Wind turbines and solar panels.


Energy Insights: Relief for solar projects under COVID-19

When the IRS issued Notice 2018-59, Beginning of Construction for the Investment Tax Credit under Section 48 on June 22, 2018, the IRS provided two methods for showing the start of construction (i) the five-percent test or (ii) the physical work test. Regardless of which method a project owner applies, both methods require a “continuity requirement”: the project owner has to make continuous progress toward completion once construction has begun. Why? Think incentives. The IRS wants to incentivize project owners to get the solar projects to the finish line. With COVID-19, however, there have been some timing issues. That is where IRS Notice 2020-41 came in on May 27, 2020, to help provide some relief.

What is required for the continuity requirement?

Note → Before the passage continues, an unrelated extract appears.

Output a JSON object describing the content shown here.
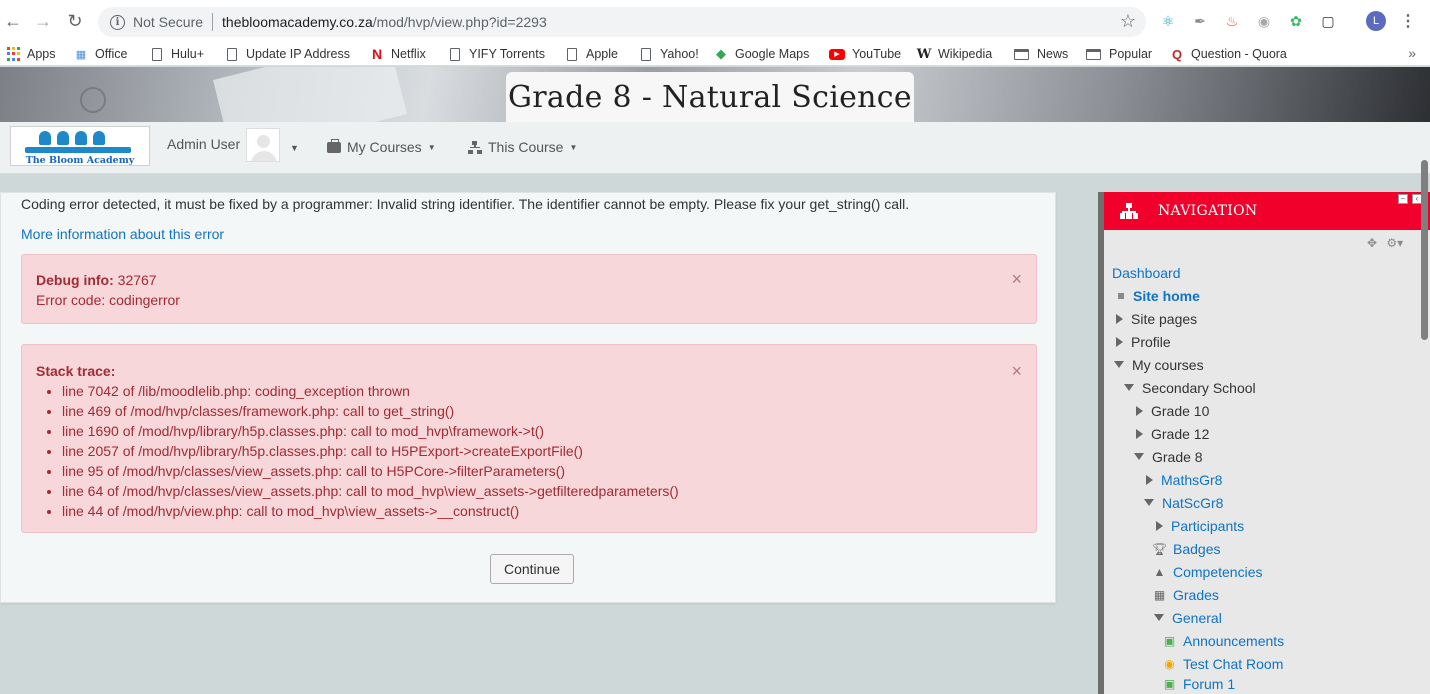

It depends on which method the taxpayer uses to show the start of construction. Under the physical work test under Notice 2018-59, the taxpayer needs to have a “continuous program of construction,” which means continuing physical work of a significant nature. What exactly is “work of a significant nature”? Well, it depends on the nature of the work performed and not necessarily how much it costs or the amount realized (i.e., the IRS has not set a minimum amount of work or monetary threshold). The work can be both off-site and on-site.

Under the five-percent test, the taxpayer has to show that it is making “continuous efforts” to advance towards completion of the energy property. Some ways to show that continuous efforts are being made include:

Paying or incurring additional amounts in the total cost of the energy property

  • Entering into “binding written contracts” (this involves certain IRS requirements to ensure the contracts have teeth) for the manufacture, construction, or production of components of the property
  • Obtaining necessary permits
  • Performing physical work of a significant nature.

You may be asking: “What does “continuous” mean to the IRS? Project development has starts and stops and is not necessarily a straight line. What happens if there is a disruption?” Great questions. The IRS allows for excusable disruptions. If there are certain disruptions that are beyond the taxpayer’s control, then these will not be considered as failing to satisfy the continuity requirement. These include, but are not limited to: (i) delays due to weather; (ii) delays due to natural disaster; (iii) delays in obtaining permits or licenses; (iv) interconnection-related delays; (v) labor and supply shortages. (For more see IRB No. 2018-28, 197).

The timing of excusable disruptions varies based upon whether you are dealing with a single energy property or multiple. For single energy properties, the excusable disruption must be determined in the calendar year during which the energy property is placed-in-service. For multiple energy properties, it must be determined in the calendar year during which the last of the properties is placed in service. Basically, the timing of the last placed-in-service energy property is what you need to remember.

In addition, the IRS provides a safe harbor whereby the continuity requirement is deemed satisfied if the energy property is placed in services by the end of the fourth year after the calendar year during which construction of the energy property began, which is referred to as the “Continuity Safe Harbor Deadline.”

How does IRS Notice 2020-41 provide relief?

IRS Notice 2020-41 helps alleviate timing delays caused by COVID-19. IRS Notice 2020-41 extends the time period for projects claiming both the production tax credit under Section 45 of the IRS Code or the investment tax credit under Section 48 of the IRS code by changing the Continuity Safe Harbor Deadline from four years to five years for projects that started construction in 2016 or 2017.

Furthermore, under the five-percent test, taxpayers often structure their operations to take advantage of what is referred to as a “3 ½ month rule” under Treasury Regulation 1.461-4(d)(6)(ii). The 3 ½ month rule, when validly utilized, allows a taxpayer to treat cash payments for goods and services made before the end of the year as causing an expense to be “incurred” for purposes of the five percent test if the goods or services are reasonably expected to be delivered within 3 ½ months of payment. Due to supply chain delays caused by COVID-19, many goods and services that taxpayers may have reasonably expected to be delivered within 3 ½ months of payment were unlikely to meet this deadline. While the rule technically depends on the “reasonable expectations” of a taxpayer at the time of making a payment, certain tax equity investors are uncomfortable relying on this arguably subjective standard and insist on the goods or services actually being delivered within 3 ½ months. The IRS Notice 2020-41 reiterates that the structure of the rule is based on reasonable expectations rather than actual results. Nevertheless, to provide certainty and assurance, IRS Notice 2020-41 creates a presumption that a taxpayer held such reasonable expectations if the goods or services are actually delivered to the taxpayer by October 15, 2020.